Już drugi raz jadę do Hiszpanii w kwietniu. Dwa lata temu spędziłam kilka dni w Barcelonie i zakochałam się w niej całkowicie! Powrót był jedynie kwestią czasu. Jedziemy więc jutro, tym razem całą rodzinką i nie bezpośrednio do Barcelony, a pod nią, do nadmorskiej mieściny. Nie mogło się więc obejść bez przedwyjazdowego posta! Co akurat cieszy mnie bardzo, bo od 10 dni tylko (no, prawie tylko) tym wyjazdem żyję, a i chciałam Wam przy tej okazji pokazać kilka rzeczy, których Wam jeszcze nie pokazywałam!

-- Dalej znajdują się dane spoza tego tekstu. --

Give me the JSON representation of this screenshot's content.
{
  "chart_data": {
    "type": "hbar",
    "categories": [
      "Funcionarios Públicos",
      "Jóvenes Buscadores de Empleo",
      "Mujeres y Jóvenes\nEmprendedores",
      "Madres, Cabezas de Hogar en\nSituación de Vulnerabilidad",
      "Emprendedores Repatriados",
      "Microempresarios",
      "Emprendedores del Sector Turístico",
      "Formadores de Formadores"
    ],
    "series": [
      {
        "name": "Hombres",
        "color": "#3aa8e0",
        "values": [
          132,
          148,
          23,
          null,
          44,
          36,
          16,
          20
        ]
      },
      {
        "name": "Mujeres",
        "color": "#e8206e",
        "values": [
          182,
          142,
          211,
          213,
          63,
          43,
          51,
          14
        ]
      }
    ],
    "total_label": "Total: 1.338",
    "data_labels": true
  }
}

Zacznę od samego wyjazdu. Pierwotnie planowaliśmy po prostu wykupić sobie loty Ryanairem i do tego samemu coś zorganizować. Zdecydowaliśmy się jednak na coś innego, co dla mnie jest dosyć sporą nowością (a po turystyce jestem). Znalazł mnie bowiem na Facebooku pewien holenderski, zdaje się portal, TravelBird, który oferuje coś pomiędzy takim samotnym organizowaniem a standardowymi wycieczkami z biur podróży. Wychodzi więc tanio, leci się też Ryanairem, a w pakiecie mamy jeszcze hotel z HB i dojazd do niego. Jeśli wszystko wyjdzie bez problemu, to Wam portal polecę w następnym poście. Na razie, jeśli poszukujecie ekonomicznych wakacji, warto zajrzeć!
Ach… wakacje… Jak to wakacje, trzeba się przygotować. Niezbędne jest więc coś do czytania! Niniejszym więc muszę podziękować, moim wspaniałym Czytelniczkom, bo sięgam właśnie po kolejną książkę poleconą mi i po raz kolejny – zapowiada się świetnie (dziękuję Beatko za tą). Znacie „Kolekcjonerkę perfum”? Ciekawa jej jestem bardzo!